Naturalnie lista obejmuje tylko najbardziej podstawowe rodzaje opieki i leczenia. Potrzebujemy specjalistów w zakresie terapii zajęciowej, ergoterapii, urządzeń z biofeedbackem. Dlatego trudno jest odpowiedzieć na pytanie: "Jakie są konsekwencje udaru krwotocznego po lewej stronie?" Przy normalnej organizacji opieki i leczenia nie może być wcale niedoboru, aw innych przypadkach śmierć może wystąpić w fazie przedszpitalnej.

W niektórych przypadkach wymagane są zajęcia z logopedą i aphazjologiem, poradnictwo psychologiczne i walka z depresją po udarze, a na koniec wymagane jest leczenie chirurgiczne.

Chirurgia udaru krwotocznego

Operację udaru krwotocznego przeprowadza się zgodnie ze ścisłymi wskazaniami.
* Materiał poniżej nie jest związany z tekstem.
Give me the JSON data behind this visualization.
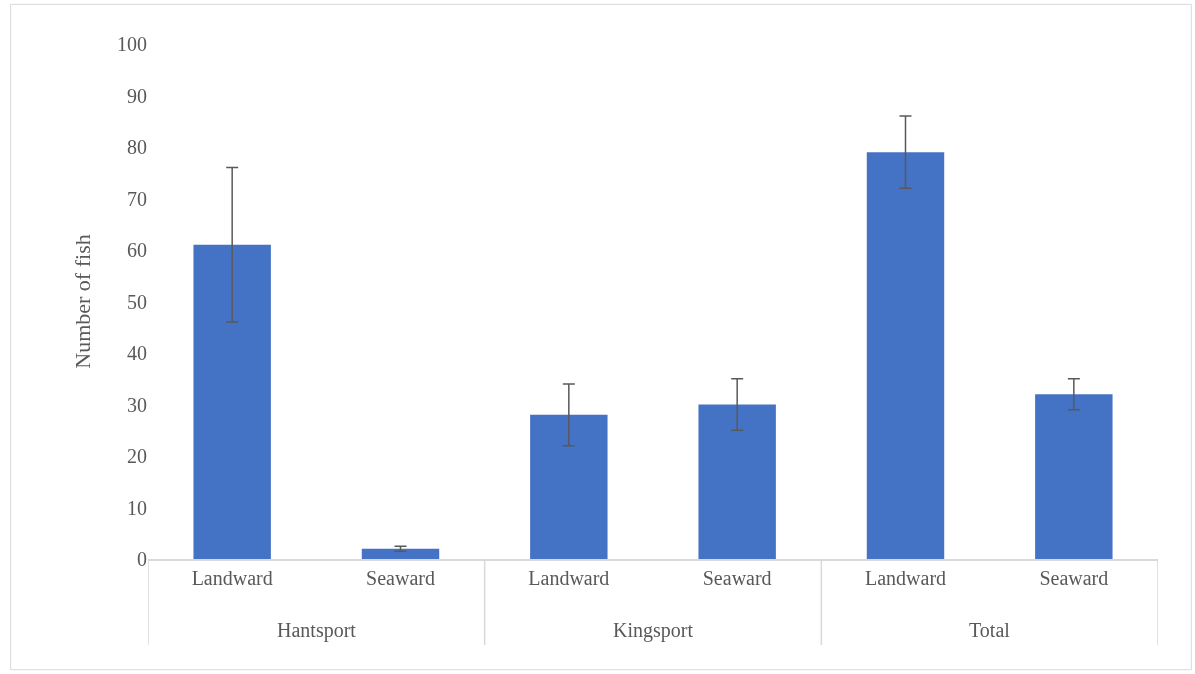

Najczęściej występujące typy to:

  1. Odwadnianie komorowe;
  2. Usunięcie krwiaka z łatwym dostępem i korzystnymi statystykami wyników (tylny dół czaszki i kompresja pnia mózgu, z pilnych przyczyn);
  3. Minimalnie inwazyjna kraniopunktura (chroni przed obrzękiem mózgu).
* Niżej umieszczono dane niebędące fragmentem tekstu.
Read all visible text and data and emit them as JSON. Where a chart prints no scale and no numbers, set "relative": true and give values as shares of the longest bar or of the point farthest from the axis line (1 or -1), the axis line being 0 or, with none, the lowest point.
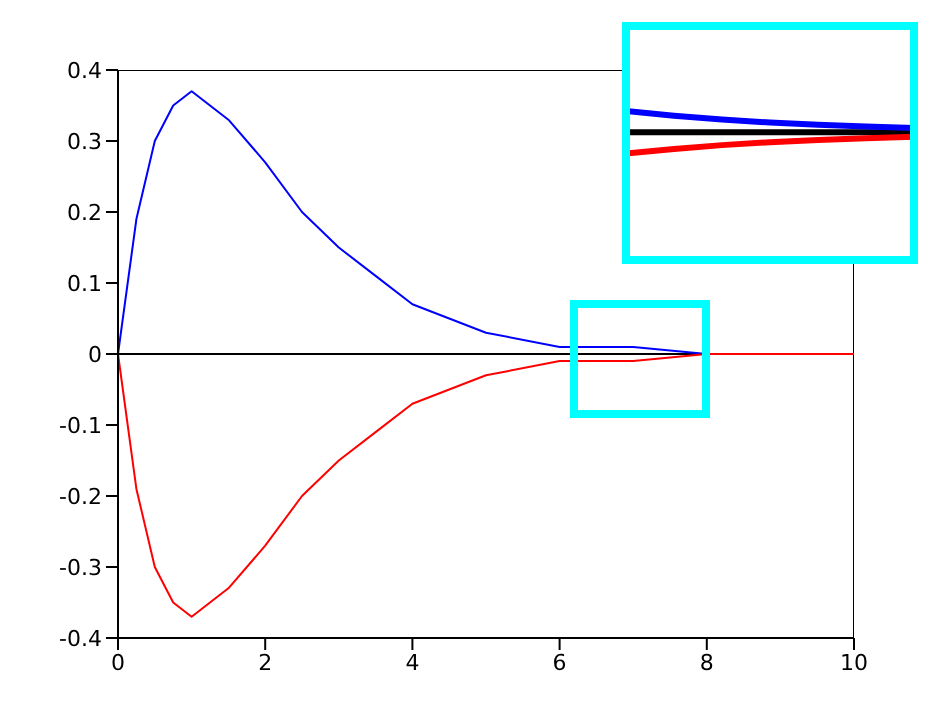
{
  "chart_data": [
    {
      "type": "line",
      "x": [
        0,
        0.25,
        0.5,
        0.75,
        1,
        1.5,
        2,
        2.5,
        3,
        3.5,
        4,
        5,
        6,
        7,
        8,
        9,
        10
      ],
      "series": [
        {
          "color": "#0000ff",
          "values": [
            0,
            0.19,
            0.3,
            0.35,
            0.37,
            0.33,
            0.27,
            0.2,
            0.15,
            0.11,
            0.07,
            0.03,
            0.01,
            0.01,
            0,
            0,
            0
          ]
        },
        {
          "color": "#ff0000",
          "values": [
            0,
            -0.19,
            -0.3,
            -0.35,
            -0.37,
            -0.33,
            -0.27,
            -0.2,
            -0.15,
            -0.11,
            -0.07,
            -0.03,
            -0.01,
            -0.01,
            0,
            0,
            0
          ]
        }
      ],
      "ref_lines": [
        {
          "axis": "y",
          "value": 0,
          "color": "#000000"
        }
      ],
      "xlim": [
        0,
        10
      ],
      "xticks": [
        0,
        2,
        4,
        6,
        8,
        10
      ],
      "ylim": [
        -0.4,
        0.4
      ],
      "yticks": [
        -0.4,
        -0.3,
        -0.2,
        -0.1,
        0.0,
        0.1,
        0.2,
        0.3,
        0.4
      ],
      "grid": false,
      "legend": false,
      "marker": "none",
      "line_style": "solid"
    },
    {
      "type": "line",
      "relative": true,
      "categories": [
        null,
        null,
        null,
        null,
        null,
        null,
        null
      ],
      "series": [
        {
          "color": "#0000ff",
          "values": [
            1,
            0.78,
            0.6,
            0.46,
            0.36,
            0.28,
            0.21
          ]
        },
        {
          "color": "#ff0000",
          "values": [
            -1,
            -0.78,
            -0.6,
            -0.46,
            -0.36,
            -0.28,
            -0.21
          ]
        }
      ],
      "grid": false,
      "legend": false,
      "marker": "none",
      "line_style": "solid"
    }
  ]
}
Wszystkie terminy i wskazania są określane przez neurologa, neurochirurga i resuscytatora. Obecnie w odniesieniu do metod operacyjnych wiele pozostaje niejasnych. Tak więc udowodniono, że otwarty drenaż chirurgiczny z trefinacją jest niebezpieczny, ale bardziej obiecujące są stereotaktyczne, minimalnie inwazyjne aspiracje. Ale głębokie krwotoki śródmózgowe nie dały jeszcze jednoznacznej odpowiedzi, jaki jest stosunek efektów do ryzyka w tej kwestii.
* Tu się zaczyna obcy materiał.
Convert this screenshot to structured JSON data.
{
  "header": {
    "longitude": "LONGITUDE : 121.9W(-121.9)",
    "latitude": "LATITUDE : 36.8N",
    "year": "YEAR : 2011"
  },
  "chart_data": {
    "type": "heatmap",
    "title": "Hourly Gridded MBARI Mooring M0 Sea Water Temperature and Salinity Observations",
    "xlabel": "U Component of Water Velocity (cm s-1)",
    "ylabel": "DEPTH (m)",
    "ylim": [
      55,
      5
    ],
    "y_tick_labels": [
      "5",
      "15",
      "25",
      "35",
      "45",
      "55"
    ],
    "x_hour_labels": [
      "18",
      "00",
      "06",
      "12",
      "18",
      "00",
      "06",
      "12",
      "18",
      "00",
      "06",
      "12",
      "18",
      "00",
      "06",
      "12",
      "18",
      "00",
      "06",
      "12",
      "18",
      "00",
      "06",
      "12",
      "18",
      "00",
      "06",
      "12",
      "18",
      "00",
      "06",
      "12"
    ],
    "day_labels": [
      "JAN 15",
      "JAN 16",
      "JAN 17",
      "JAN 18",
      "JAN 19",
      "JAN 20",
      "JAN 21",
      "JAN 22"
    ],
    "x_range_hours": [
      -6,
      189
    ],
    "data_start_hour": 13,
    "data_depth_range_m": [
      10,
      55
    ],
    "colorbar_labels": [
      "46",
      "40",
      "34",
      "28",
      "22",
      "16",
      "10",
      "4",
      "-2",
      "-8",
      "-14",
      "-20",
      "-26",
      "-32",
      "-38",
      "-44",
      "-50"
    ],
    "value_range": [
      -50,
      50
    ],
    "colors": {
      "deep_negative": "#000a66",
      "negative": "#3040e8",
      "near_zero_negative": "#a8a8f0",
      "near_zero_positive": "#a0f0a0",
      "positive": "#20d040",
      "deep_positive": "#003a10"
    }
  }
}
Rehabilitacja po udarze krwotocznym

Powyżej wymieniliśmy podstawowe zasady dotyczące opieki nad pacjentem. Wiele z nich jest początkiem rehabilitacji, na przykład nauki ponownego trzymania łyżki lub wiązania sznurówek.

Podobnie jak ostatnio, wymienimy tylko główne sposoby rehabilitacji pacjentów po udarze mózgu. Wtedy możesz być pewny, że ten rodzaj rehabilitacji, na który wcześniej nie zwracano uwagi, nie ujdzie z pola widzenia czytelnika.

W przypadku rehabilitacji po udarze krwotocznym:

  • Kinezyterapia i rehabilitacja gospodarstw domowych z naruszeniem dobrowolnych ruchów;
  • Walka ze spastycznością, w tym za pomocą terapii ruchowej i masażu, ozokerytu, parafiny, kąpieli;
  • Nauczyć się chodzić;
  • Elektryczna stymulacja mięśni;
  • Masaż, w tym akupunktura, akupresura;
  • Fizjoterapia (DDT, elektroforeza);
  • Urządzenia ortopedyczne do przykurczów i skracania kończyn;
  • Zajęcia z logopedą;
  • Walka z bólem ośrodkowym (leki przeciwdepresyjne, przeciwdrgawkowe);
  • Psychoterapia;
  • Zajęcia do treningu pamięci, uwagi, inteligencji.

Zapobieganie udarowi krwotocznemu

Jak pokazuje praktyka, nie ma potrzeby oddzielania typów uderzeń podczas profilaktyki. Jak wyobrażasz sobie lekarza, który odtrąca pacjenta i mówi: "to jest czynnik ryzyka dla niedokrwienia, a nie dla krwotoku, grzechu dla zdrowia".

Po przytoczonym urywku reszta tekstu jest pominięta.